ÖSTEREICH. Das neue Pfandsystem in Österreich sorgt für Unsicherheiten. MeinBezirk hat nachgefragt, woran das liegt. Abl von der privaten Reclay Group, zuständig insbesondere für Sekundärrohstoffe und innovative Technologien, nennt als Hauptgrund vor allem die Übergangsfristen und die nicht gekennzeichneten Gebinde. Abl:
"Die Hauptunsicherheit besteht darin, dass Konsument*innen nicht wissen, welche Gebinde pfandpflichtig sind. Dies liegt an Übergangsfristen, da noch viele alte Gebinde im Handel sind, die zwar laut Gesetz künftig pfandpflichtig sind, aber noch nicht entsprechend gekennzeichnet wurden. Diese Gebinde können nicht zurückgegeben werden."

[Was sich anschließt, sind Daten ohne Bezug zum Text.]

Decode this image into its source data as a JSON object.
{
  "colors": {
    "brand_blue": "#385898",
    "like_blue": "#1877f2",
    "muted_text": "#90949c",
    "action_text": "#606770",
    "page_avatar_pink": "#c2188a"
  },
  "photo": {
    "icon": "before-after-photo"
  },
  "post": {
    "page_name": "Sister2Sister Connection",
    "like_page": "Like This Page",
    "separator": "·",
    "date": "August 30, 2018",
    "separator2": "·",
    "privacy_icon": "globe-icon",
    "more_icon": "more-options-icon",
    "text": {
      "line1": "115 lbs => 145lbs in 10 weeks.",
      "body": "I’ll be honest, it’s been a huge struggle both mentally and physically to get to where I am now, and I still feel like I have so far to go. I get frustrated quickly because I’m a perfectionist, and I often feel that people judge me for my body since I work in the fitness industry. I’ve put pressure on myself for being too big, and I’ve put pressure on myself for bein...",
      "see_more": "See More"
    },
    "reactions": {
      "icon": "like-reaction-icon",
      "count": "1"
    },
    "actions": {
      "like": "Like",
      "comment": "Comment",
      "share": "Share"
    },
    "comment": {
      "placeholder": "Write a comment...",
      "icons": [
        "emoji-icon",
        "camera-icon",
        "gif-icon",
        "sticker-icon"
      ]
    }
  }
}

Besonders verwirrend seien Spezialfälle wie 'Dreh und Trink'-Flaschen, die aufgrund einer speziellen Verpackungsdefinition nicht ins Pfandsystem aufgenommen wurden.
Zu wenig Wettbewerb beim Pfandsystem
Aktuell fallen nur 20 Prozent der Verpackungen – also nur Flaschen und Dosen – unter das neue Pfandsystem. Andere Verpackungen wie Getränkekartons, Joghurtbecher oder Bohnendosen werden weiterhin über die Gelbe Tonne gesammelt. Abl: "Die Hoffnung ist, dass das Pfandsystem langfristig dazu führt, dass mehr Platz für andere Materialien in der Gelben Tonne geschaffen wird." Ein Wettbewerb im Pfandsystem fehle, was zu einem Monopol führe, das Innovationen hemmt und die Kosten für Konsument*innen steigen lassen könnte. Abl: "Ein Wettbewerb zwischen verschiedenen Anbietern hätte die Preise tendenziell senken können, was nun nicht der Fall ist."

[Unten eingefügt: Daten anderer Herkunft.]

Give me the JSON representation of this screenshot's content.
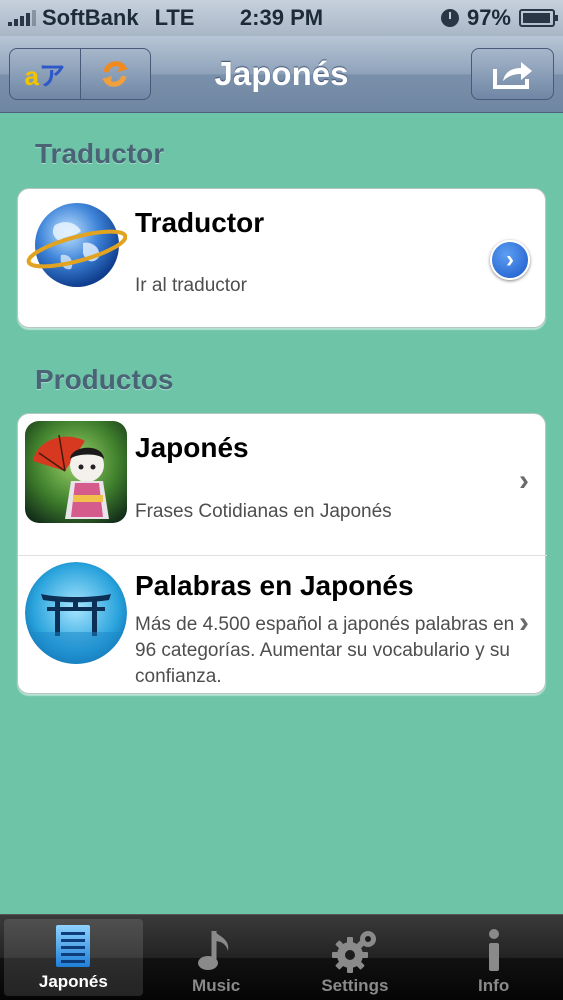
{
  "status_bar": {
    "carrier": "SoftBank",
    "network": "LTE",
    "time": "2:39 PM",
    "battery": "97%",
    "battery_level": 0.97
  },
  "nav": {
    "title": "Japonés",
    "left_buttons": [
      "translate-icon",
      "refresh-icon"
    ],
    "right_button": "share-icon"
  },
  "sections": [
    {
      "header": "Traductor",
      "items": [
        {
          "title": "Traductor",
          "subtitle": "Ir al traductor",
          "icon": "globe-icon",
          "accessory": "detail-disclosure-button"
        }
      ]
    },
    {
      "header": "Productos",
      "items": [
        {
          "title": "Japonés",
          "subtitle": "Frases Cotidianas en Japonés",
          "icon": "geisha-app-icon",
          "accessory": "chevron"
        },
        {
          "title": "Palabras en Japonés",
          "subtitle": "Más de 4.500 español a japonés palabras en 96 categorías. Aumentar su vocabulario y su confianza.",
          "icon": "torii-app-icon",
          "accessory": "chevron"
        }
      ]
    }
  ],
  "tabs": [
    {
      "label": "Japonés",
      "icon": "list-icon",
      "active": true
    },
    {
      "label": "Music",
      "icon": "music-note-icon",
      "active": false
    },
    {
      "label": "Settings",
      "icon": "gear-icon",
      "active": false
    },
    {
      "label": "Info",
      "icon": "info-icon",
      "active": false
    }
  ],
  "colors": {
    "background": "#6dc4a7",
    "section_header": "#4a6376",
    "disclosure_blue": "#1a57c9"
  }
}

Zudem sei das Sammelsystem nicht besonders innovativ. Unter Einbeziehung von digitalen Scann-Möglichkeiten und öffentlichen Rückgabeautomaten hätte das Projekt mehr Erfolg, glaubt der Experte.
Unsicherheit auch zum "Gelben Sack/Gelben Tonne"

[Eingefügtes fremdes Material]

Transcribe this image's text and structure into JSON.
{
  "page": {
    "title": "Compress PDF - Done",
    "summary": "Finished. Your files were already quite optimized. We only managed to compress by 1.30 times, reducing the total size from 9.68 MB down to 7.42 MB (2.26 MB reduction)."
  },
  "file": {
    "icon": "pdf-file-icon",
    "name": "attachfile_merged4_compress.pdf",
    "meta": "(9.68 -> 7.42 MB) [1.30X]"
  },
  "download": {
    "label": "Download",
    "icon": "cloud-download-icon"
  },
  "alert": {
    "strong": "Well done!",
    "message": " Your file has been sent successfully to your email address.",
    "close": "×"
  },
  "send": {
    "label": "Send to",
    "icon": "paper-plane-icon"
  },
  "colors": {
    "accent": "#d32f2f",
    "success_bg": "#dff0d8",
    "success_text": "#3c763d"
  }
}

Ab 2025 ist die Verpackungssammlung in Österreich einheitlich, doch die Umstellung läuft langsamer als erwartet, besonders in Wien, wo das Sammelsystem laut Abl "ineffizient" ist. Der Rest des Landes habe bereits auf das „Hohl-System“ umgestellt, nur in Wien sei weiterhin das „Bring-System“ in Gebrauch. Diese Ineffizienz beeinträchtige die gesamte Sammelmenge des Landes.
Recycling von Alttextilien
Seit Jänner 2025 ist durch eine EU-Verordnung auch für Textilabfälle diegetrennte Sammlung vorgesehen ist. Österreich hat diese Regelung in die nationale Abfallgesetzgebung übernommen. In der Praxis bedeutet dies jedoch keine Änderung. Die Umsetzung könnte bis Ende des Jahrzehnts dauern.
Abl: „Eine Umstellung der Alttextiliensammlung in Österreich wird voraussichtlich noch auf sich warten lassen. Derzeit existieren lediglich karitative Rücknahmesysteme für gut erhaltene Gebrauchtkleidung und Schuhe. Eine umfassende getrennte Sammlung und Verwertung aller Textilien ist frühestens ab 2028 realisierbar, da die Hersteller ab diesem Zeitpunkt verpflichtet sind, ausreichende Recyclingkapazitäten aufzubauen und zu finanzieren." Mehr zu Textilien-Recycling hier.
Aufholbedarf für Österreich
Trotz früherer Fortschritte bleibt Österreich bei Recyclingmaßnahmen hinter anderen EU-Staaten zurück, bedauert der Experte. Dem widerspricht eine Studie des Industriewissenschaftlichen Institut (IWI) im Auftrag der Abfallwirtschaft Österreich: Bei Haushaltsabfällen etwa erreicht Österreich demnach mit 62 Prozent die zweithöchste Recyclingquote in Europa.
Die Kapazitäten für Recycling wurden nicht ausreichend ausgebaut, und die Fokussierung auf Flaschen habe andere Verpackungen vernachlässigt, ist Abl weiter überzeugt. Die Nutzung von Sekundärrohstoffen könnte mit der neuen EU-Verordnung zur Plastikverpackungsabfall-Regulierung (PPVR) ab 2030 zunehmen, glaubt Abl. Aktuell sei der Einsatz jedoch gering, da Primärrohstoffe günstiger sind.